Lecture bien construite avec une introduction par Gisèle Berkman (directrice de
programme au Collège International de Philosophie et spécialiste des écritures
de la pensée, du xviiie
au xxe siècle – tout ceci
évidemment très significatif dans le contexte de cette lecture), puis une
lecture par le poète, un court débat entre lui et Gisèle Berkman et de nouveau
une lecture.
Lors d’une courte discussion, la question de la lecture à haute voix est évoquée
en premier lieu, et J.-L. Giovannoni raconte comme il a trouvé son actuelle
façon de lire, non pas à ses tout débuts de lecteur de sa poésie, mais plus
tard, après avoir travaillé avec une chorégraphe, qui lui a permis de « découvrir
la voix qu’il cachait ». Qu’il y a dans l’écriture comme dans la lecture
un même travail sur les intensités et les
charges à l’intérieur du texte. Il va surtout développer l’idée de la
tension entre l’interne et l’espace, perçu aussi comme espace de dégagement car
« l’interne n’a pas de lieu ». Il y a une perpétuelle relance, aucune
position stable n’est possible. Et d’évoquer alors son univers professionnel,
qui est celui de la psychiatrie, pour expliquer que souvent chez le malade
mental, il n’y a pas de point d’appui. L’écriture est une tentative de trouver « un
lieu où ça s’appuie, où je peux m’appuyer et ça n’existe que dans le mouvement
psychique ». Mais en même temps, « toute chose posée, si elle n’est
pas réanimée, s’enkyste ou pire, devient évidente ». Et c’est là pour lui
précisément le travail d’un poète : relancer les mots usés, l’évidence,
leur redonner pulpe, chair, mouvement, « réanimer les corps mourants des
mots ». Gisèle Berkman souligne à quel point ces textes « touchent à
la pensée, mettent en jeu quelque chose de très pensif », elle évoque les
deux « traités » écrits par le poète, Le Traité de physique parantale (à propos de Jean-Luc Parant) et Le Traité de la toile cirée, mais constate
qu’il n’y a là en rien un corps de doctrine. Jean-Louis Giovannoni explique qu’en
effet ce qui le retient chez les philosophes qu’il lit, c’est la « vitesse
de propulsion du concept » et ce qu’ils provoquent en lui.

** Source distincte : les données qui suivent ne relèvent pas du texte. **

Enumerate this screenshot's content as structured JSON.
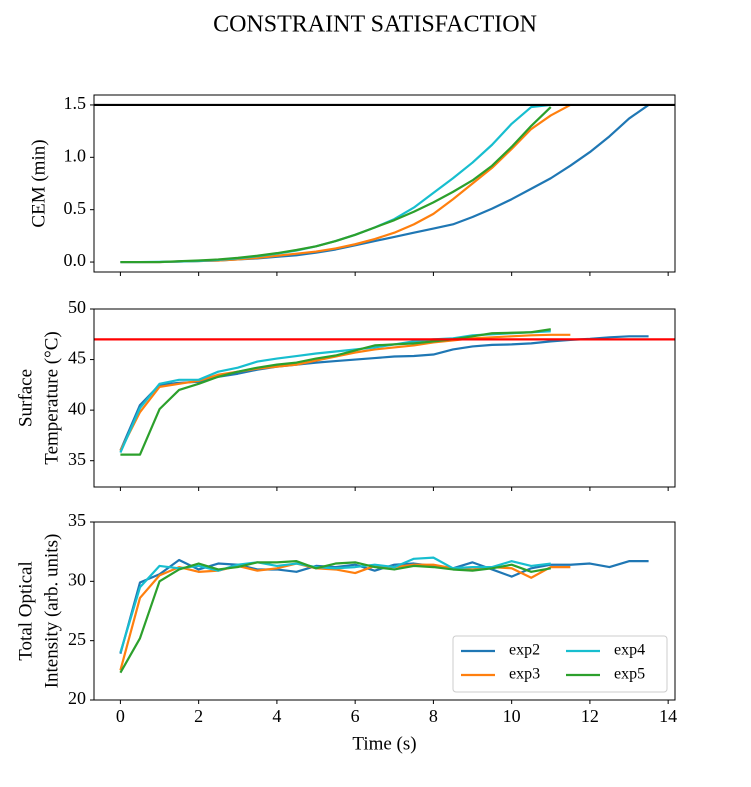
{
  "title": "CONSTRAINT SATISFACTION",
  "chart_data": [
    {
      "type": "line",
      "ylabel": [
        "CEM (min)"
      ],
      "xlim": [
        -0.675,
        14.175
      ],
      "xticks": [
        0,
        2,
        4,
        6,
        8,
        10,
        12,
        14
      ],
      "show_xtick_labels": false,
      "ylim": [
        -0.095,
        1.595
      ],
      "yticks": [
        {
          "value": 0,
          "label": "0.0"
        },
        0.5,
        {
          "value": 1,
          "label": "1.0"
        },
        1.5
      ],
      "hline": 1.5,
      "hline_color": "#000000",
      "legend": false,
      "series": [
        {
          "name": "exp2",
          "color": "#1f77b4",
          "x": [
            0,
            0.5,
            1,
            1.5,
            2,
            2.5,
            3,
            3.5,
            4,
            4.5,
            5,
            5.5,
            6,
            6.5,
            7,
            7.5,
            8,
            8.5,
            9,
            9.5,
            10,
            10.5,
            11,
            11.5,
            12,
            12.5,
            13,
            13.5
          ],
          "values": [
            0,
            0,
            0,
            0.005,
            0.01,
            0.015,
            0.025,
            0.035,
            0.05,
            0.065,
            0.09,
            0.12,
            0.16,
            0.2,
            0.24,
            0.28,
            0.32,
            0.36,
            0.43,
            0.51,
            0.6,
            0.7,
            0.8,
            0.92,
            1.05,
            1.2,
            1.37,
            1.5
          ]
        },
        {
          "name": "exp3",
          "color": "#ff7f0e",
          "x": [
            0,
            0.5,
            1,
            1.5,
            2,
            2.5,
            3,
            3.5,
            4,
            4.5,
            5,
            5.5,
            6,
            6.5,
            7,
            7.5,
            8,
            8.5,
            9,
            9.5,
            10,
            10.5,
            11,
            11.5
          ],
          "values": [
            0,
            0,
            0,
            0.005,
            0.01,
            0.015,
            0.025,
            0.04,
            0.06,
            0.08,
            0.1,
            0.13,
            0.17,
            0.22,
            0.28,
            0.36,
            0.46,
            0.6,
            0.75,
            0.9,
            1.08,
            1.27,
            1.4,
            1.5
          ]
        },
        {
          "name": "exp4",
          "color": "#17becf",
          "x": [
            0,
            0.5,
            1,
            1.5,
            2,
            2.5,
            3,
            3.5,
            4,
            4.5,
            5,
            5.5,
            6,
            6.5,
            7,
            7.5,
            8,
            8.5,
            9,
            9.5,
            10,
            10.5,
            11
          ],
          "values": [
            0,
            0,
            0.002,
            0.005,
            0.01,
            0.02,
            0.035,
            0.055,
            0.08,
            0.11,
            0.15,
            0.2,
            0.26,
            0.33,
            0.41,
            0.52,
            0.66,
            0.8,
            0.95,
            1.12,
            1.32,
            1.48,
            1.5
          ]
        },
        {
          "name": "exp5",
          "color": "#2ca02c",
          "x": [
            0,
            0.5,
            1,
            1.5,
            2,
            2.5,
            3,
            3.5,
            4,
            4.5,
            5,
            5.5,
            6,
            6.5,
            7,
            7.5,
            8,
            8.5,
            9,
            9.5,
            10,
            10.5,
            11
          ],
          "values": [
            0,
            0,
            0,
            0.008,
            0.015,
            0.025,
            0.04,
            0.06,
            0.085,
            0.115,
            0.15,
            0.2,
            0.26,
            0.33,
            0.4,
            0.48,
            0.57,
            0.67,
            0.78,
            0.92,
            1.1,
            1.3,
            1.48
          ]
        }
      ]
    },
    {
      "type": "line",
      "ylabel": [
        "Surface",
        "Temperature (°C)"
      ],
      "xlim": [
        -0.675,
        14.175
      ],
      "xticks": [
        0,
        2,
        4,
        6,
        8,
        10,
        12,
        14
      ],
      "show_xtick_labels": false,
      "ylim": [
        32.4,
        50
      ],
      "yticks": [
        35,
        40,
        45,
        50
      ],
      "hline": 47,
      "hline_color": "#ff0000",
      "legend": false,
      "series": [
        {
          "name": "exp2",
          "color": "#1f77b4",
          "x": [
            0,
            0.5,
            1,
            1.5,
            2,
            2.5,
            3,
            3.5,
            4,
            4.5,
            5,
            5.5,
            6,
            6.5,
            7,
            7.5,
            8,
            8.5,
            9,
            9.5,
            10,
            10.5,
            11,
            11.5,
            12,
            12.5,
            13,
            13.5
          ],
          "values": [
            36,
            40.5,
            42.5,
            42.7,
            42.8,
            43.3,
            43.6,
            44,
            44.3,
            44.5,
            44.7,
            44.85,
            45,
            45.15,
            45.3,
            45.35,
            45.5,
            46,
            46.3,
            46.45,
            46.5,
            46.6,
            46.8,
            46.95,
            47.05,
            47.2,
            47.3,
            47.3
          ]
        },
        {
          "name": "exp3",
          "color": "#ff7f0e",
          "x": [
            0,
            0.5,
            1,
            1.5,
            2,
            2.5,
            3,
            3.5,
            4,
            4.5,
            5,
            5.5,
            6,
            6.5,
            7,
            7.5,
            8,
            8.5,
            9,
            9.5,
            10,
            10.5,
            11,
            11.5
          ],
          "values": [
            36,
            39.8,
            42.3,
            42.6,
            42.9,
            43.5,
            43.8,
            44.1,
            44.3,
            44.5,
            44.9,
            45.3,
            45.7,
            46,
            46.2,
            46.4,
            46.7,
            46.9,
            47.1,
            47.2,
            47.3,
            47.4,
            47.45,
            47.45
          ]
        },
        {
          "name": "exp4",
          "color": "#17becf",
          "x": [
            0,
            0.5,
            1,
            1.5,
            2,
            2.5,
            3,
            3.5,
            4,
            4.5,
            5,
            5.5,
            6,
            6.5,
            7,
            7.5,
            8,
            8.5,
            9,
            9.5,
            10,
            10.5,
            11
          ],
          "values": [
            35.8,
            40.2,
            42.6,
            43,
            43,
            43.8,
            44.2,
            44.8,
            45.1,
            45.35,
            45.6,
            45.8,
            46,
            46.2,
            46.5,
            46.8,
            47,
            47.1,
            47.4,
            47.5,
            47.6,
            47.7,
            47.8
          ]
        },
        {
          "name": "exp5",
          "color": "#2ca02c",
          "x": [
            0,
            0.5,
            1,
            1.5,
            2,
            2.5,
            3,
            3.5,
            4,
            4.5,
            5,
            5.5,
            6,
            6.5,
            7,
            7.5,
            8,
            8.5,
            9,
            9.5,
            10,
            10.5,
            11
          ],
          "values": [
            35.6,
            35.6,
            40.1,
            42,
            42.6,
            43.3,
            43.8,
            44.2,
            44.5,
            44.7,
            45.1,
            45.4,
            45.9,
            46.4,
            46.5,
            46.6,
            46.8,
            47,
            47.3,
            47.6,
            47.65,
            47.7,
            48
          ]
        }
      ]
    },
    {
      "type": "line",
      "ylabel": [
        "Total Optical",
        "Intensity (arb. units)"
      ],
      "xlabel": "Time (s)",
      "xlim": [
        -0.675,
        14.175
      ],
      "xticks": [
        0,
        2,
        4,
        6,
        8,
        10,
        12,
        14
      ],
      "show_xtick_labels": true,
      "ylim": [
        20,
        35
      ],
      "yticks": [
        20,
        25,
        30,
        35
      ],
      "legend": "lower right",
      "legend_columns": 2,
      "series": [
        {
          "name": "exp2",
          "color": "#1f77b4",
          "x": [
            0,
            0.5,
            1,
            1.5,
            2,
            2.5,
            3,
            3.5,
            4,
            4.5,
            5,
            5.5,
            6,
            6.5,
            7,
            7.5,
            8,
            8.5,
            9,
            9.5,
            10,
            10.5,
            11,
            11.5,
            12,
            12.5,
            13,
            13.5
          ],
          "values": [
            23.9,
            29.9,
            30.6,
            31.8,
            31,
            31.5,
            31.4,
            31,
            31,
            30.8,
            31.3,
            31.2,
            31.4,
            30.9,
            31.4,
            31.5,
            31.3,
            31.1,
            31.6,
            31,
            30.4,
            31.1,
            31.4,
            31.4,
            31.5,
            31.2,
            31.7,
            31.7
          ]
        },
        {
          "name": "exp3",
          "color": "#ff7f0e",
          "x": [
            0,
            0.5,
            1,
            1.5,
            2,
            2.5,
            3,
            3.5,
            4,
            4.5,
            5,
            5.5,
            6,
            6.5,
            7,
            7.5,
            8,
            8.5,
            9,
            9.5,
            10,
            10.5,
            11,
            11.5
          ],
          "values": [
            22.5,
            28.6,
            30.5,
            31.2,
            30.8,
            30.9,
            31.3,
            30.9,
            31.1,
            31.5,
            31.1,
            31,
            30.7,
            31.3,
            31.2,
            31.4,
            31.4,
            31.1,
            31,
            31.2,
            31.1,
            30.3,
            31.2,
            31.2
          ]
        },
        {
          "name": "exp4",
          "color": "#17becf",
          "x": [
            0,
            0.5,
            1,
            1.5,
            2,
            2.5,
            3,
            3.5,
            4,
            4.5,
            5,
            5.5,
            6,
            6.5,
            7,
            7.5,
            8,
            8.5,
            9,
            9.5,
            10,
            10.5,
            11
          ],
          "values": [
            24,
            29.5,
            31.3,
            31.1,
            31.3,
            30.9,
            31.4,
            31.6,
            31.3,
            31.5,
            31.2,
            31.1,
            31.2,
            31.4,
            31.2,
            31.9,
            32,
            31.1,
            31.2,
            31.2,
            31.7,
            31.3,
            31.5
          ]
        },
        {
          "name": "exp5",
          "color": "#2ca02c",
          "x": [
            0,
            0.5,
            1,
            1.5,
            2,
            2.5,
            3,
            3.5,
            4,
            4.5,
            5,
            5.5,
            6,
            6.5,
            7,
            7.5,
            8,
            8.5,
            9,
            9.5,
            10,
            10.5,
            11
          ],
          "values": [
            22.3,
            25.2,
            30,
            31,
            31.5,
            31,
            31.2,
            31.6,
            31.6,
            31.7,
            31.1,
            31.5,
            31.6,
            31.2,
            31,
            31.3,
            31.2,
            31,
            30.9,
            31.1,
            31.4,
            30.8,
            31.1
          ]
        }
      ]
    }
  ]
}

La dernière partie de la rencontre sera dévolue à la lecture intégrale du texte
Variations à partir d’une phrase de
Friedrich Hölderlin. Cette phrase, la voici : « Tout est un
intérieur / et pourtant sépare ». Jean-Louis Giovannoni, qui est fin connaisseur
de musique, explique le principe de la variation sur un thème« je te le perds et en même temps je te
le garde » (la dimension d’humour n’est pas absente de cet univers très
sombre, comme quelqu’un le soulignera à la fin de la rencontre !). Il
insiste aussi sur la notion de mobilité constante du psychisme. Il livrera enfin
quelques considérations sur sa façon de travailler : il trouve d’abord le
titre, qui est à la fois « un système d’arrimage, une rambarde et en même
temps ce qui va le propulser », comme le fit en son temps la phrase d’Hölderlin.
Il laisse « faire les mots, les intensités qui se mettent en place ».
Il faut, dit-il, « s’autoriser » à laisser parler les voix, jusqu’à
la peur si c’est nécessaire. A propos de son livre Traité de la toile cirée, il dira qu’il trouvait ce texte « ignoble »,
qu’il aurait eu besoin de Primpéran tandis
qu’il l’écrivait et qu’il a mis des années à le supporter. Qu’avec ce livre, il
a « ouvert les vannes » et que « ça s’est emballé » : « soulever
l’évidence et ce qui la fonde, ça risque d’attaquer l’unité ».